Bacteriophage connector
School of Crystallography
Birkbeck College London

Structure of a viral DNA gatekeeper at 10 Å resolution by cryo-electron microscopy

The structure of the connector highlights the function of this multi-protein complex as a gatekeeper of the packaged viral DNA. The connector of Bacillus subtilis bacteriophage SPP1 is composed of the portal protein gp6 (subunit molecular mass of 57.3 kDa) and the two head completion proteins gp15 (11.6 kDa) and gp16 (12.5 kDa). The portal protein participates in the early reactions of procapsid assembly. Although the portal protein alone is responsible for DNA packaging into the capsid, attachment of gp15 and gp16 to the portal vertex after termination of DNA encapsidation is required to retain the packed DNA inside the capsid. The connector represents an intermediate in assembly of the phage head-to-tail interface, whose function is to prevent DNA leakage immediately after the packaging reaction. The phage tail attaches to the gp16 ring whereas the DNA extremity, which is packaged last, remains attached to the connector structure. Initiation of phage infection requires the opening of the connector to enable the release of the viral chromosome through the tail channel into the host cytoplasm. The ubiquity of the portal vertex in tailed bacteriophages and likely in herpes viruses strongly suggests that a number of the molecular mechanisms discussed here, essential for SPP1 assembly, apply also to many viruses.

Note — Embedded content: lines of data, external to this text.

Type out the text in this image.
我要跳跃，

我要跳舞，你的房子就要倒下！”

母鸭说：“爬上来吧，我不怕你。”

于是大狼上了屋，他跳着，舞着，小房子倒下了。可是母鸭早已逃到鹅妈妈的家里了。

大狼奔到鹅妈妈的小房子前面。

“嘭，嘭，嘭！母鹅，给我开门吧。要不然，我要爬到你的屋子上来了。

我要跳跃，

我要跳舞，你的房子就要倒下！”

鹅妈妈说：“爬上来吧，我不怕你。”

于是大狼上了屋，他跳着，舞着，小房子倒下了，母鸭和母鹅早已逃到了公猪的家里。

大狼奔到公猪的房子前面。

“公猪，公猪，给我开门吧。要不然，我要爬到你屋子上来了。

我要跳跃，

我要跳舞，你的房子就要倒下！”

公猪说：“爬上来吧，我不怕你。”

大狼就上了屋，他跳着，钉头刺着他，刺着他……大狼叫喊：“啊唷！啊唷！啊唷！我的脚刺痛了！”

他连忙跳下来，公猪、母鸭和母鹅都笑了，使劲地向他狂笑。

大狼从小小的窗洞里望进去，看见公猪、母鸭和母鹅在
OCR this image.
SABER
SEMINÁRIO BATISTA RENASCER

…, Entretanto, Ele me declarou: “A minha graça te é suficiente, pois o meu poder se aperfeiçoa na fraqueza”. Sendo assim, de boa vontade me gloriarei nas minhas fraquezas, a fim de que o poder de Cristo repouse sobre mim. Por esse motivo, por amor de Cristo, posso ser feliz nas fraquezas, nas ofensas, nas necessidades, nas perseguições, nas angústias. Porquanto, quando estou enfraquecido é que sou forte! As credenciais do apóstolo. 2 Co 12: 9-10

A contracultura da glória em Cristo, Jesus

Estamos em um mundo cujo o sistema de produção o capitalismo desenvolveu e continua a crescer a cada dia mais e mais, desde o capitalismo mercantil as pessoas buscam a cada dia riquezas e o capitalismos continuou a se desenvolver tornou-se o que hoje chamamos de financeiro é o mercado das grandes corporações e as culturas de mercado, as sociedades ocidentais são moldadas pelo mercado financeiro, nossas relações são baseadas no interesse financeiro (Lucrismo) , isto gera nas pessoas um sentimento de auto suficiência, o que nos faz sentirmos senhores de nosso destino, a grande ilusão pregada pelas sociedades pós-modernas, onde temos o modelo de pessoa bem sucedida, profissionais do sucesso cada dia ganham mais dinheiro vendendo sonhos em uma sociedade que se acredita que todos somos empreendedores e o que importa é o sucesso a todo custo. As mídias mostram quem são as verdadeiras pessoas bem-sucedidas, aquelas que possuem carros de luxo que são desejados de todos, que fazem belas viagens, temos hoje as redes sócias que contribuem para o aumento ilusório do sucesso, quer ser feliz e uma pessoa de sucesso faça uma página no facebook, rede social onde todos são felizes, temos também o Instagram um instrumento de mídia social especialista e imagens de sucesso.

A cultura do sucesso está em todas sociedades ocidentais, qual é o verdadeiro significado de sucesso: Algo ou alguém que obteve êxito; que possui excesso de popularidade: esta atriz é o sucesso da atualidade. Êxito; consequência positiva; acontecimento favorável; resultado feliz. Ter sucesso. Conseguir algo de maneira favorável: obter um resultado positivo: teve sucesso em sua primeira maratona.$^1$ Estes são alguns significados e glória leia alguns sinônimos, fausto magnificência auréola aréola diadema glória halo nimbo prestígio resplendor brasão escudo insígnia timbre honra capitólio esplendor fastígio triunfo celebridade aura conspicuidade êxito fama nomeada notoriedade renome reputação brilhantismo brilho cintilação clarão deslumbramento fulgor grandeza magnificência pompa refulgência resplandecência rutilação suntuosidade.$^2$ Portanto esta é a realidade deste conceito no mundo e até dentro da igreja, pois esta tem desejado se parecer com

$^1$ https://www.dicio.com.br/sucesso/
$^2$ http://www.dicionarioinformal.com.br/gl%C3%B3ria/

We have performed structural analysis by cryo-electron microscopy and angular reconstitution of the ~900 kDa connector complex and of the portal protein. Maps at ~10 Å and ~9 Å resolution achieved for the connector and for the portal protein revealed many interesting details. Comparison of the structures of gp6 from the connector complex and of assembly-naïve gp6 shows that the portal protein wings and crown are stable although the stem undergoes noticeable conformational changes. The conformational change at the bottom of the stem that leads to exposure of the gp6 interface for interaction with gp15 is most likely concomitant with termination of DNA packaging. The connector structure shows that gp15 serves as an extension of the portal protein channel where gp16 binds. The central channel is closed by gp16 physically blocking the exit from the DNA-filled capsid.

Comparison of portal protein structures from different phages exhibits their common structural organisation. Conservation of the structural elements lining the central channel and their similar dimensions might suggest association with a common function in DNA packaging. Other portal structure domains show more variable structure and size (e.g. large wing and crown domains in gp6).